Changes for the Catholic Church

By Charlie Mangiardi
The Heights
February 15, 2010

NEW YORK -- Croton-on-Hudson, in New York's suburban Westchester County, is a small, heavily Catholic town with a single parish: Holy Name of Mary. When I moved there in early 1999, the parish had a large role in village life. The masses I attended were always crowded, and we usually had to arrive a few minutes early if we wanted a good seat. The pastor of the Church was a jovial guy named Genarro Gentile we all called him Father Jerry.

About a year later, Father Jerry was removed from our parish. Nobody told us why, although whispers began to spread that he had been touching the children of parishioners. At the time, I dismissed the rumors as unsubstantiated. After all, Father Jerry hadn't gone to prison; he was simply transferred somewhere else. I could hardly believe that he would have been permitted to have a farewell address to my CCD class if he had been an accused child molester.

I was, of course, wrong. We found out later on that Father Jerry had been facing numerous accusations for decades, dating back to the early 1970s. The Archdiocese of New York had covered up the controversy. When it finally became too much for them to handle, they simply moved him away. He wasn't defrocked, or sent to jail, or made to apologize, or anything. Nor was the archdiocese.

The parishioners of Holy Name took it in stride. The scandals that had rocked the Church had not yet boiled over. We didn't know we were part of a larger betrayal by our bishops and cardinals. So we welcomed our new pastor, Father Ken Jesselli, with open arms. It was Father Ken who confirmed me in 2001. It was Father Ken who led us through the painful weeks and months after Sept. 11.

The archdiocese, first under Cardinal O'Connor and then under Cardinal Egan, never intended to acknowledge the predatory nature of its worst priests. It only did so in 2002, when the rapidly growing international scandal forced its hand. It was then that we found out that Father Ken was himself a molester, accused years earlier at his old parish in the Bronx. Rather than being punished, he was eventually rewarded with a promotion to pastor of our parish.

The Archdiocese of New York exposed me, and hundreds of other Croton children, to the kind of sexual abuse that can destroy a life. I may have gotten through unscathed, but I have never again been able to attend a diocesan service without reservation. Nor have hundreds of other Crotonites, who migrated to the Episcopal Church across the street or simply stopped attending mass. Can sheep ever forgive their shepherds for handing them over to the wolves?

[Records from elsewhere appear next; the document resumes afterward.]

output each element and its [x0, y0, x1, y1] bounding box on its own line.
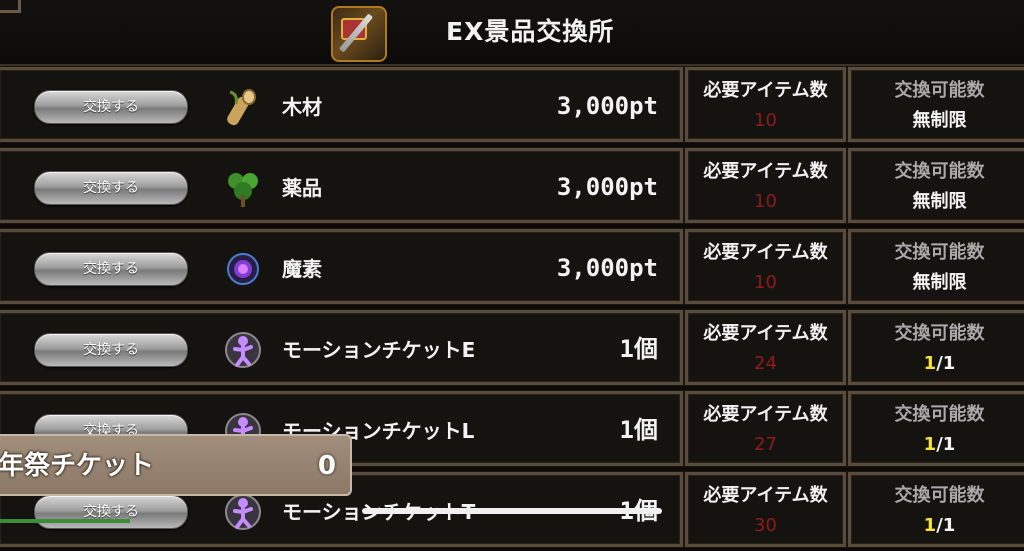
progress-bar [0, 519, 130, 523]
magic-orb-icon [227, 253, 259, 285]
limit-value: 1/1 [851, 432, 1024, 458]
required-panel: 必要アイテム数 30 [685, 472, 846, 547]
limit-current: 1 [923, 434, 937, 455]
item-panel: 交換する モーションチケットE 1個 [0, 310, 683, 385]
item-name: 魔素 [282, 257, 322, 281]
limit-text: 無制限 [912, 110, 967, 131]
limit-value: 無制限 [851, 108, 1024, 134]
limit-label: 交換可能数 [894, 161, 985, 182]
required-label: 必要アイテム数 [703, 485, 828, 506]
item-cost: 1個 [619, 416, 658, 444]
limit-label: 交換可能数 [894, 80, 985, 101]
header-bar: EX景品交換所 [0, 0, 1024, 66]
wood-icon [227, 89, 256, 126]
limit-label: 交換可能数 [894, 404, 985, 425]
item-cost: 3,000pt [556, 254, 658, 282]
required-label: 必要アイテム数 [703, 323, 828, 344]
limit-panel: 交換可能数 1/1 [848, 310, 1024, 385]
required-label: 必要アイテム数 [703, 161, 828, 182]
motion-ticket-icon [225, 494, 261, 530]
exchange-button[interactable]: 交換する [34, 171, 188, 205]
required-value: 10 [754, 191, 777, 212]
limit-value: 無制限 [851, 270, 1024, 296]
exchange-row: 交換する 魔素 3,000pt 必要アイテム数 10 交換可能数 無制限 [0, 229, 1024, 308]
limit-panel: 交換可能数 無制限 [848, 67, 1024, 142]
exchange-button[interactable]: 交換する [34, 90, 188, 124]
item-panel: 交換する 魔素 3,000pt [0, 229, 683, 304]
required-value: 24 [754, 353, 777, 374]
limit-panel: 交換可能数 1/1 [848, 391, 1024, 466]
required-panel: 必要アイテム数 10 [685, 148, 846, 223]
limit-panel: 交換可能数 無制限 [848, 148, 1024, 223]
corner-ornament [0, 0, 21, 13]
item-name: モーションチケットE [282, 338, 476, 362]
item-cost: 3,000pt [556, 173, 658, 201]
item-panel: 交換する 薬品 3,000pt [0, 148, 683, 223]
limit-max: /1 [936, 353, 956, 374]
exchange-button[interactable]: 交換する [34, 495, 188, 529]
limit-label: 交換可能数 [894, 485, 985, 506]
exchange-button[interactable]: 交換する [34, 252, 188, 286]
limit-current: 1 [923, 353, 937, 374]
page-title: EX景品交換所 [446, 17, 615, 46]
required-label: 必要アイテム数 [703, 80, 828, 101]
limit-value: 1/1 [851, 513, 1024, 539]
limit-value: 無制限 [851, 189, 1024, 215]
limit-label: 交換可能数 [894, 323, 985, 344]
limit-text: 無制限 [912, 191, 967, 212]
required-value: 10 [754, 110, 777, 131]
limit-panel: 交換可能数 1/1 [848, 472, 1024, 547]
required-label: 必要アイテム数 [703, 242, 828, 263]
exchange-row: 交換する 木材 3,000pt 必要アイテム数 10 交換可能数 無制限 [0, 67, 1024, 146]
limit-text: 無制限 [912, 272, 967, 293]
motion-ticket-icon [225, 332, 261, 368]
required-value: 10 [754, 272, 777, 293]
required-value: 27 [754, 434, 777, 455]
required-panel: 必要アイテム数 10 [685, 67, 846, 142]
required-value: 30 [754, 515, 777, 536]
ticket-value: 0 [317, 451, 336, 481]
item-cost: 3,000pt [556, 92, 658, 120]
exchange-button[interactable]: 交換する [34, 333, 188, 367]
required-label: 必要アイテム数 [703, 404, 828, 425]
item-name: 薬品 [282, 176, 322, 200]
limit-value: 1/1 [851, 351, 1024, 377]
limit-label: 交換可能数 [894, 242, 985, 263]
exchange-row: 交換する モーションチケットE 1個 必要アイテム数 24 交換可能数 1/1 [0, 310, 1024, 389]
item-panel: 交換する 木材 3,000pt [0, 67, 683, 142]
treasure-sword-icon [331, 6, 387, 62]
ticket-label: 年祭チケット [0, 451, 155, 481]
ticket-counter: 年祭チケット 0 [0, 434, 352, 496]
required-panel: 必要アイテム数 27 [685, 391, 846, 466]
exchange-row: 交換する 薬品 3,000pt 必要アイテム数 10 交換可能数 無制限 [0, 148, 1024, 227]
limit-panel: 交換可能数 無制限 [848, 229, 1024, 304]
required-panel: 必要アイテム数 10 [685, 229, 846, 304]
item-cost: 1個 [619, 335, 658, 363]
home-indicator[interactable] [362, 508, 662, 514]
limit-max: /1 [936, 434, 956, 455]
item-name: 木材 [282, 95, 322, 119]
required-panel: 必要アイテム数 24 [685, 310, 846, 385]
herb-icon [228, 173, 258, 207]
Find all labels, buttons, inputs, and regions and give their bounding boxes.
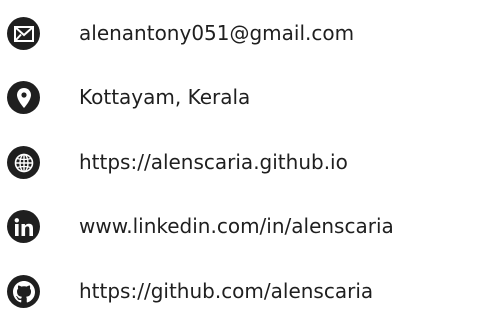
contact-github: https://github.com/alenscaria [0,272,481,309]
globe-icon [7,146,40,179]
github-icon [7,275,40,308]
contact-linkedin: www.linkedin.com/in/alenscaria [0,207,481,247]
contact-email: alenantony051@gmail.com [0,14,481,54]
location-pin-icon [7,81,40,114]
linkedin-link[interactable]: www.linkedin.com/in/alenscaria [79,213,394,239]
website-link[interactable]: https://alenscaria.github.io [79,149,348,175]
email-icon [7,17,40,50]
email-link[interactable]: alenantony051@gmail.com [79,20,354,46]
linkedin-icon [7,210,40,243]
location-text: Kottayam, Kerala [79,85,251,109]
contact-website: https://alenscaria.github.io [0,143,481,183]
contact-location: Kottayam, Kerala [0,78,481,118]
github-link[interactable]: https://github.com/alenscaria [79,278,373,304]
contact-list: alenantony051@gmail.com Kottayam, Kerala… [0,0,481,309]
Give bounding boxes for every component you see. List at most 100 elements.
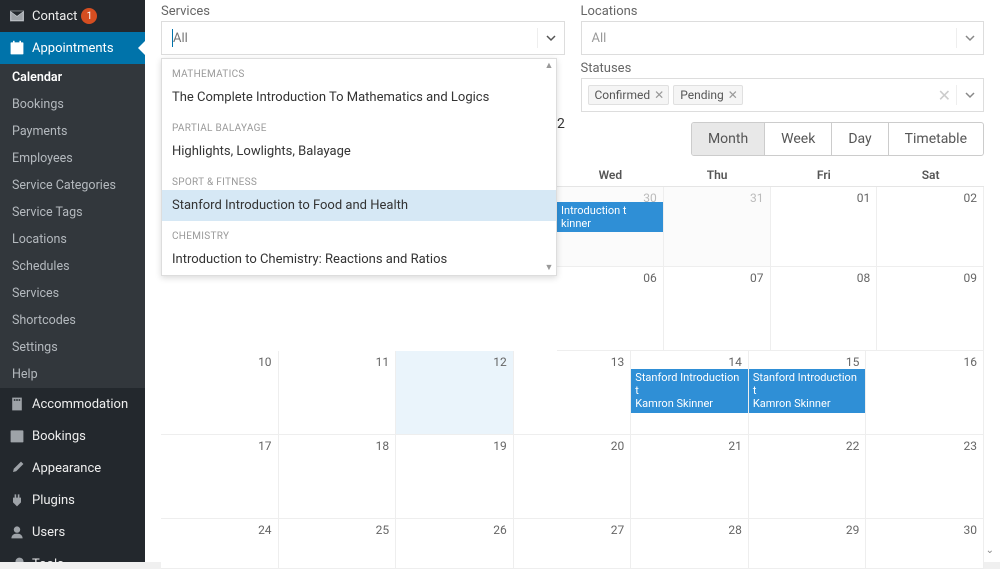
locations-select[interactable]: All [581,21,985,55]
statuses-filter: Statuses Confirmed✕ Pending✕ ✕ [581,61,985,112]
services-label: Services [161,4,565,19]
sidebar-item-plugins[interactable]: Plugins [0,484,145,516]
calendar-header: Wed Thu Fri Sat [557,164,984,187]
dropdown-item[interactable]: Stanford Introduction to Food and Health [162,190,556,221]
sidebar-item-tools[interactable]: Tools [0,548,145,562]
tab-timetable[interactable]: Timetable [889,123,983,155]
submenu-settings[interactable]: Settings [0,334,145,361]
user-icon [8,523,26,541]
dropdown-item[interactable]: The Complete Introduction To Mathematics… [162,82,556,113]
tab-week[interactable]: Week [765,123,832,155]
calendar-cell[interactable]: 13 [514,351,632,435]
scroll-down-icon[interactable]: ▼ [545,262,554,274]
dropdown-group: Chemistry [162,221,556,244]
wrench-icon [8,555,26,562]
submenu-help[interactable]: Help [0,361,145,388]
calendar-cell[interactable]: 30 Introduction tkinner [557,187,664,267]
brush-icon [8,459,26,477]
calendar-row: 17 18 19 20 21 22 23 [161,435,984,519]
submenu-employees[interactable]: Employees [0,145,145,172]
main-content: Services Locations All . Statuses Confir… [145,0,1000,562]
appointments-submenu: Calendar Bookings Payments Employees Ser… [0,64,145,388]
submenu-bookings[interactable]: Bookings [0,91,145,118]
dropdown-scrollbar[interactable]: ▲▼ [543,60,555,274]
calendar-cell[interactable]: 18 [279,435,397,519]
statuses-label: Statuses [581,61,985,76]
sidebar-item-contact[interactable]: Contact 1 [0,0,145,32]
submenu-payments[interactable]: Payments [0,118,145,145]
dropdown-item[interactable]: Introduction to Chemistry: Reactions and… [162,244,556,275]
remove-tag-icon[interactable]: ✕ [654,88,664,102]
services-select[interactable] [161,21,565,55]
submenu-schedules[interactable]: Schedules [0,253,145,280]
dropdown-group: Sport & Fitness [162,167,556,190]
sidebar-item-appointments[interactable]: Appointments [0,32,145,64]
calendar-cell[interactable]: 23 [866,435,984,519]
calendar-cell[interactable]: 15 Stanford Introduction tKamron Skinner [749,351,867,435]
collapse-icon[interactable]: ⌄ [986,545,994,556]
day-header: Thu [664,164,771,186]
statuses-select[interactable]: Confirmed✕ Pending✕ ✕ [581,78,985,112]
services-dropdown[interactable]: Mathematics The Complete Introduction To… [161,58,557,276]
plug-icon [8,491,26,509]
calendar-cell[interactable]: 01 [771,187,878,267]
submenu-calendar[interactable]: Calendar [0,64,145,91]
day-header: Fri [771,164,878,186]
sidebar-item-users[interactable]: Users [0,516,145,548]
dropdown-group: Mathematics [162,59,556,82]
sidebar-item-appearance[interactable]: Appearance [0,452,145,484]
submenu-service-categories[interactable]: Service Categories [0,172,145,199]
calendar-cell[interactable]: 06 [557,267,664,351]
services-input[interactable] [173,31,554,46]
locations-filter: Locations All [581,4,985,55]
calendar-cell[interactable]: 22 [749,435,867,519]
submenu-locations[interactable]: Locations [0,226,145,253]
submenu-shortcodes[interactable]: Shortcodes [0,307,145,334]
calendar-event[interactable]: Stanford Introduction tKamron Skinner [749,369,866,413]
view-tabs: Month Week Day Timetable [691,122,984,156]
calendar-cell[interactable]: 31 [664,187,771,267]
sidebar-item-accommodation[interactable]: Accommodation [0,388,145,420]
day-header: Wed [557,164,664,186]
tab-day[interactable]: Day [832,123,888,155]
sidebar-item-bookings[interactable]: Bookings [0,420,145,452]
partial-text: 2 [557,116,565,132]
calendar-cell[interactable]: 07 [664,267,771,351]
tab-month[interactable]: Month [692,123,765,155]
clear-all-icon[interactable]: ✕ [938,86,951,105]
calendar-event[interactable]: Introduction tkinner [557,202,663,232]
remove-tag-icon[interactable]: ✕ [728,88,738,102]
calendar-event[interactable]: Stanford Introduction tKamron Skinner [631,369,748,413]
calendar-cell[interactable]: 11 [279,351,397,435]
calendar-row: 30 Introduction tkinner 31 01 02 [557,187,984,267]
calendar-cell[interactable]: 08 [771,267,878,351]
calendar-cell[interactable]: 19 [396,435,514,519]
sidebar-label: Contact [32,9,77,24]
calendar-cell[interactable]: 02 [877,187,984,267]
filters-row: Services Locations All [145,0,1000,55]
contact-badge: 1 [81,8,97,24]
sidebar-label: Plugins [32,493,75,508]
dropdown-item[interactable]: Highlights, Lowlights, Balayage [162,136,556,167]
scroll-up-icon[interactable]: ▲ [545,60,554,72]
calendar-cell[interactable]: 10 [161,351,279,435]
calendar-cell[interactable]: 17 [161,435,279,519]
chevron-down-icon[interactable] [956,28,975,48]
submenu-service-tags[interactable]: Service Tags [0,199,145,226]
calendar-cell[interactable]: 09 [877,267,984,351]
calendar-cell[interactable]: 14 Stanford Introduction tKamron Skinner [631,351,749,435]
calendar-cell-today[interactable]: 12 [396,351,514,435]
admin-sidebar: Contact 1 Appointments Calendar Bookings… [0,0,145,562]
calendar-cell[interactable]: 16 [866,351,984,435]
sidebar-label: Bookings [32,429,86,444]
submenu-services[interactable]: Services [0,280,145,307]
chevron-down-icon[interactable] [956,85,975,105]
sidebar-label: Tools [32,557,64,563]
calendar-cell[interactable]: 21 [631,435,749,519]
chevron-down-icon[interactable] [537,28,556,48]
day-header: Sat [877,164,984,186]
locations-label: Locations [581,4,985,19]
sidebar-label: Users [32,525,65,540]
calendar-cell[interactable]: 20 [514,435,632,519]
mail-icon [8,7,26,25]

I personally rediscovered my faith when I came to Boston College. I have found the Jesuits to be of a higher ilk than the men that ran my parish into the ground (although, I am aware that they have not been untouched by scandal). This campus has a vibrant and faithful Catholic community; I have many friends whose lives are centered on their faith. Not a single one of them has plans to enter the priesthood. If Pope Benedict wants to truly deal with the scandals, he'd do well to take note of that fact.

Pope Benedict, like John Paul II before him, has treated the scandals like a temporary annoyance. He is an academic, a theologian, and St. Peter's Basilica is the world's tallest ivy tower. He doesn't see once-vibrant churches in New York or Boston, where just a few dozen people attend Christmas Eve mass.

The time has long since passed to lift the requirement that priests be celibate and male. The crimes of Father Jerry and Father Ken would not have been covered up for so long if the Archdiocese of New York had a supply of priests to take their place. I am aware that something will be lost when our priests have families of their own that take precedence over us. In places like Croton, something has already been lost that won't be easily found again. The Catholic Church is on the brink of irrelevancy in the modern world, and its leadership seems blissfully unaware of that fact. It needs talented young men and women to rejuvenate it. Slight upticks in seminary enrollment are not enough.

The sex abuse scandals are nothing less than the Church's biggest crisis since the Reformation, a fact that it has been loath to admit. Pope Benedict is meeting with Irish bishops today and tomorrow to discuss the scandal that has rocked that devout nation. I hope that he'll open his eyes afterward. But nothing he's done to this point leads me to believe that there won't be an abundance of seats available in Irish churches in the future.